Smurf, a cattle collie from Madison, Ga., can clown around when his farmers, Zachary and Sydney Floyd, need a laugh, but he’s all business when there’s work to be done on his farm.
“Smurf can find and bay loose cattle that have gotten out, sort and gather groups or singles, load trailers and bring cattle up alleyways to me at the head gate,” Zachary said. “In the pasture he protects me from nervous mothers while I tag newborns. He’s the first in the pen with an unruly cow or bull and ensures my safety. His courage and obedience are unmatched.”

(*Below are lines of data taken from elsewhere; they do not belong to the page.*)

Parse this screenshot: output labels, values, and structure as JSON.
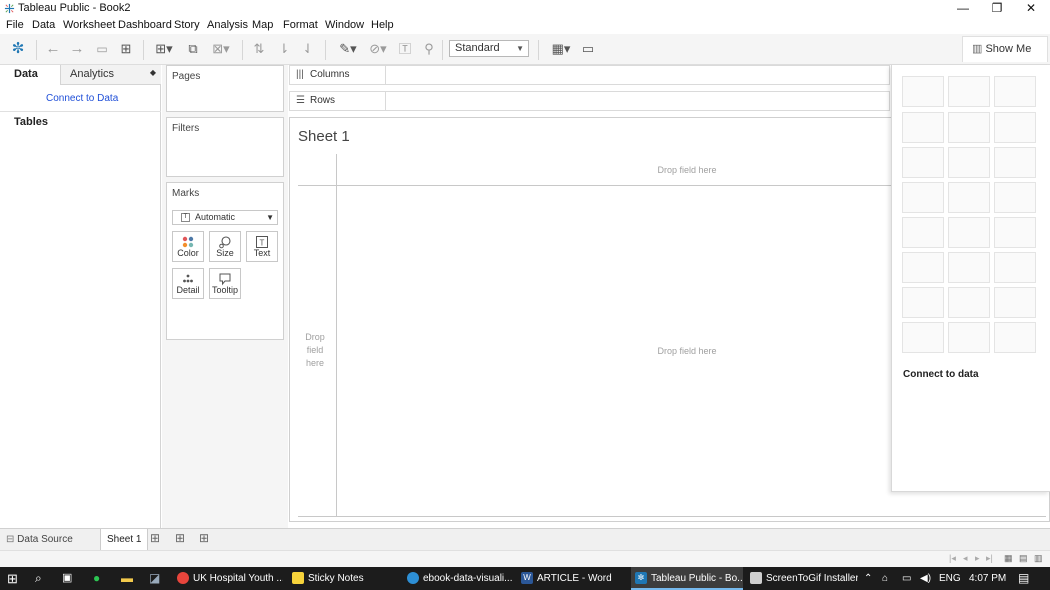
{
  "window": {
    "title": "Tableau Public - Book2",
    "minimize": "—",
    "restore": "❐",
    "close": "✕"
  },
  "menu": [
    "File",
    "Data",
    "Worksheet",
    "Dashboard",
    "Story",
    "Analysis",
    "Map",
    "Format",
    "Window",
    "Help"
  ],
  "toolbar": {
    "fit_select": "Standard",
    "show_me_label": "Show Me"
  },
  "data_pane": {
    "tab_data": "Data",
    "tab_analytics": "Analytics",
    "connect_link": "Connect to Data",
    "tables_label": "Tables"
  },
  "cards": {
    "pages": "Pages",
    "filters": "Filters",
    "marks": "Marks",
    "mark_type": "Automatic",
    "buttons": [
      "Color",
      "Size",
      "Text",
      "Detail",
      "Tooltip"
    ]
  },
  "shelves": {
    "columns": "Columns",
    "rows": "Rows"
  },
  "canvas": {
    "sheet_title": "Sheet 1",
    "drop_top": "Drop field here",
    "drop_left": "Drop field here",
    "drop_center": "Drop field here"
  },
  "show_me": {
    "connect_label": "Connect to data"
  },
  "sheet_tabs": {
    "data_source": "Data Source",
    "active": "Sheet 1"
  },
  "taskbar": {
    "apps": [
      {
        "label": "UK Hospital Youth ...",
        "icon": "chrome-icon",
        "color": "#e8453c"
      },
      {
        "label": "Sticky Notes",
        "icon": "sticky-notes-icon",
        "color": "#f7d33b"
      },
      {
        "label": "ebook-data-visuali...",
        "icon": "edge-icon",
        "color": "#2d8fd5"
      },
      {
        "label": "ARTICLE - Word",
        "icon": "word-icon",
        "color": "#2b5797"
      },
      {
        "label": "Tableau Public - Bo...",
        "icon": "tableau-icon",
        "color": "#1f77b4"
      },
      {
        "label": "ScreenToGif Installer",
        "icon": "installer-icon",
        "color": "#cfcfcf"
      }
    ],
    "lang": "ENG",
    "time": "4:07 PM"
  },
  "colors": {
    "link": "#1f4fd8",
    "taskbar_bg": "#1c1c1c",
    "accent": "#76b9ed"
  }
}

These standout qualities prompted judges to pick Smurf as one of four runners-up in the 2020 Farm Bureau Farm Dog of the Year contest. He received $1,000, a trophy plate and Purina products. He was recognized at the AFBF convention.
Smurf competed against nine other dogs from across the U.S. The contest winner was an Australian Shepherd, Flint, from Utah.
Smurf inherited his namesake blue color and toughness from his dad, a “blue heeler” Australian cattle dog. His friendliness likely came from his mom, a short-haired border collie. Both breeds are known for their intelligence and herding skills.
“What’s amazing to me is how good these cattle dogs are at picking up English and the context of what you’re saying,” Zachary said. “He’s good at judging the situation we’re in and distinguishing between domestic and wild animals. We have a pot-bellied pig and cats that he’d never harm. He’s friends with them. But he’s also caught and killed three small wild hogs that were about his weight.”
Zach has trained Smurf to respond to all of the basic obedience commands of sit, stay, turn, rollover and come. Smurf can also do one especially clever trick; he can turn off light switches. Zach says his wife, Sydney, loves playing fetch with Smurf. On dove shoots, Smurf is good at retrieving birds.